As for Aurora, though she looked at the sea for a moment, she seemed quite self-possessed. It is a strange thing that if a boy and a girl are brought up in just the same way, by women, and without many companions, the boy should generally be by far the more shy of the two when childhood is just past.
"You are very fond of your stepfather, are you not?" asked Aurora, so suddenly that Marcello started a little and hesitated slightly before he answered.
"Yes," he said, almost directly, "of course I am! Don't you like him, too?"
"I used to," answered Aurora in a low voice, "but now his eyes frighten me--sometimes. For instance, though he is a good way behind, I am sure he is looking at me now, just in that way."
Marcello turned his head instinctively, and saw that Folco had just dismounted to tighten the girth of the Contessa's saddle. It was exactly while Aurora was speaking that he had drawn his eyelids together with such a strange expression--a mere coincidence, no doubt, but one that would have startled the girl if she could have suddenly seen his face.
They rode on without waiting for the others, at an even canter over the sand.
"I never saw anything in Folco's eyes that could frighten anybody," Marcello said presently.
"No," answered Aurora. "Very likely not."

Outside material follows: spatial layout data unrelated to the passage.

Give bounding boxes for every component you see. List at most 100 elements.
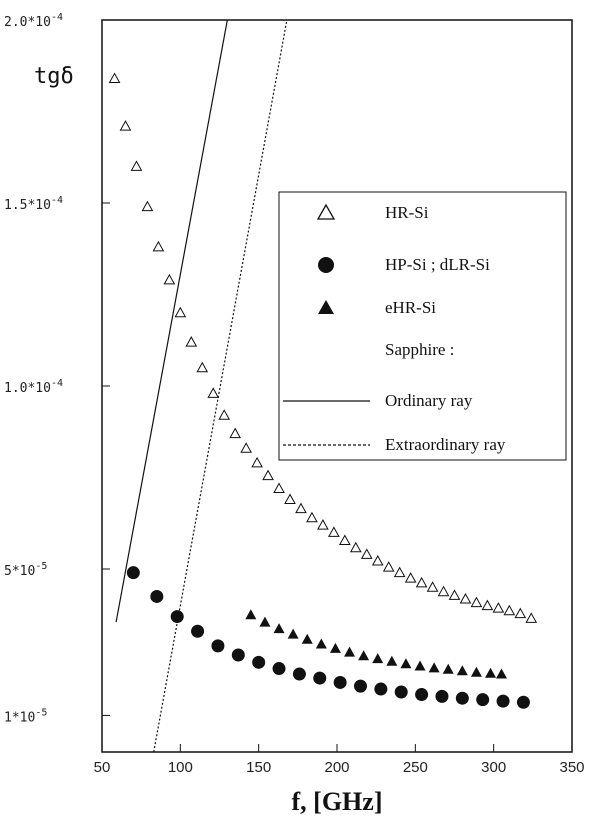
ehr-si-point	[386, 655, 398, 666]
hr-si-point	[229, 427, 242, 439]
hp-si-point	[476, 693, 490, 707]
legend-label-ordinary-ray: Ordinary ray	[385, 391, 473, 410]
hr-si-point	[284, 493, 296, 504]
x-tick-label: 100	[168, 759, 193, 776]
hr-si-point	[130, 160, 143, 171]
hr-si-point	[503, 604, 516, 616]
hp-si-point	[231, 648, 245, 662]
y-tick-label: 1*10-5	[4, 707, 47, 725]
y-tick-label: 1.5*10-4	[4, 195, 63, 213]
legend-marker-hp-si	[318, 257, 334, 273]
hr-si-point	[119, 120, 132, 131]
x-tick-label: 200	[324, 759, 349, 776]
hp-si-point	[272, 662, 286, 676]
hp-si-point	[292, 667, 306, 681]
hp-si-point	[415, 688, 429, 702]
ehr-si-point	[470, 666, 482, 677]
hp-si-point	[354, 679, 367, 693]
series-1	[126, 566, 530, 709]
ehr-si-point	[259, 616, 271, 627]
hp-si-point	[170, 610, 184, 624]
y-axis-label: tgδ	[34, 64, 74, 89]
hr-si-point	[328, 526, 340, 537]
ehr-si-point	[496, 668, 507, 679]
y-tick-label: 1.0*10-4	[4, 378, 63, 396]
hp-si-point	[496, 694, 510, 708]
hr-si-point	[426, 581, 439, 592]
ehr-si-point	[315, 638, 327, 649]
hr-si-point	[108, 72, 121, 84]
hr-si-point	[317, 519, 329, 530]
hr-si-point	[393, 566, 406, 578]
legend-marker-hr-si	[316, 203, 336, 220]
legend-box	[278, 191, 567, 461]
x-axis-label: f, [GHz]	[292, 787, 383, 816]
hp-si-point	[150, 589, 164, 603]
ehr-si-point	[400, 658, 412, 669]
hr-si-point	[218, 409, 231, 420]
hr-si-point	[141, 200, 154, 212]
hr-si-point	[273, 482, 285, 493]
hr-si-point	[448, 589, 461, 600]
hr-si-point	[525, 612, 538, 623]
hr-si-point	[338, 534, 351, 545]
ehr-si-point	[245, 609, 257, 620]
extraordinary-ray-line	[153, 20, 288, 752]
hp-si-point	[313, 671, 327, 685]
ehr-si-point	[329, 642, 341, 653]
legend-label-extraordinary-ray: Extraordinary ray	[385, 435, 506, 454]
ehr-si-point	[273, 623, 285, 634]
hr-si-point	[437, 585, 450, 597]
hr-si-point	[459, 592, 472, 604]
x-tick-label: 250	[403, 759, 428, 776]
legend-label-hr-si: HR-Si	[385, 203, 429, 222]
hp-si-point	[516, 695, 530, 709]
hp-si-point	[333, 675, 347, 689]
hr-si-point	[492, 602, 505, 613]
legend-label-ehr-si: eHR-Si	[385, 298, 436, 317]
legend-marker-ehr-si	[318, 300, 334, 314]
x-tick-label: 350	[559, 759, 584, 776]
ordinary-ray-line	[115, 20, 228, 623]
ehr-si-point	[358, 650, 370, 661]
hr-si-point	[470, 596, 483, 608]
ehr-si-point	[414, 660, 426, 671]
hr-si-point	[163, 273, 176, 285]
hr-si-point	[240, 442, 252, 453]
ehr-si-point	[344, 646, 356, 657]
ehr-si-point	[456, 665, 468, 676]
hp-si-point	[394, 685, 408, 699]
ehr-si-point	[287, 628, 299, 639]
hr-si-point	[251, 456, 263, 468]
hr-si-point	[196, 361, 209, 373]
ehr-si-point	[301, 633, 313, 644]
x-tick-label: 300	[481, 759, 506, 776]
hp-si-point	[374, 682, 388, 696]
hr-si-point	[404, 572, 417, 583]
series-4	[153, 20, 288, 752]
hp-si-point	[126, 566, 140, 580]
hp-si-point	[455, 691, 469, 705]
ehr-si-point	[442, 663, 454, 674]
series-0	[108, 72, 538, 623]
y-tick-label: 2.0*10-4	[4, 12, 63, 30]
hr-si-point	[415, 576, 428, 588]
hp-si-point	[435, 689, 449, 703]
hr-si-point	[514, 607, 527, 619]
hp-si-point	[211, 639, 225, 653]
ehr-si-point	[485, 667, 497, 678]
hr-si-point	[152, 240, 165, 252]
hr-si-point	[295, 502, 307, 514]
legend-header-sapphire: Sapphire :	[385, 340, 454, 359]
hr-si-point	[382, 561, 395, 572]
series-layer	[108, 20, 538, 752]
hp-si-point	[191, 624, 205, 638]
ehr-si-point	[428, 662, 440, 673]
x-tick-label: 150	[246, 759, 271, 776]
hp-si-point	[252, 655, 266, 669]
legend: HR-Si HP-Si ; dLR-Si eHR-Si Sapphire : O…	[278, 191, 567, 461]
y-tick-label: 5*10-5	[4, 561, 47, 579]
hr-si-point	[185, 336, 198, 347]
hr-si-point	[481, 599, 494, 611]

Marcello had always called Corbario by his first name, and as he grew up it seemed more and more natural to do so. Folco was so young, and he looked even younger than he was.
"It must be your imagination," Marcello said.
"Women," said Aurora, as if she were as near thirty as any young woman would acknowledge herself, "women have no imagination. That is why we have so much sense," she added thoughtfully.
Marcello was so completely puzzled by this extraordinary statement that he could find nothing to say for a few moments. Then he felt that she had attacked his idol, and that Folco must be defended.
"If you could find a single thing, however small, to bring against him, it would not be so silly to say that his eyes frighten you."
"There!" laughed Aurora. "You might as well say that because at this moment there is only that one little cloud near the sun, there is no cloud at all!"
"How ridiculous!" Marcello expressed his contempt of such girlish reasoning by putting his rough little horse to a gallop.
"Men always say that," retorted Aurora, with exasperating calm. "I'll race you to the tower for the first choice of oranges at dessert. They are not very good this year, you know, and you like them."
"Don't be silly!" Marcello immediately reined his horse back to a walk, and looked very dignified.
"It is impossible to please you," observed Aurora, slackening her pace at once.
"It is impossible, if you abuse Folco."
"I am sure I did not mean to abuse him," Aurora answered meekly. "I never abuse anybody."
"Women never do, I suppose," retorted Marcello, with a little snort of dissatisfaction.
They were little more than children yet, and for pretty nearly five minutes neither spoke a word, as their horses walked side by side.
"The keeper of the tower has more chickens this year," observed Aurora. "I can see them running about."
This remark was evidently intended as an overture of reconciliation. It acted like magic upon Marcello, who hated quarrelling, and was moreover much more in love with the girl than he knew. Instinctively he put out his left hand to take her right. They always made peace by taking hands.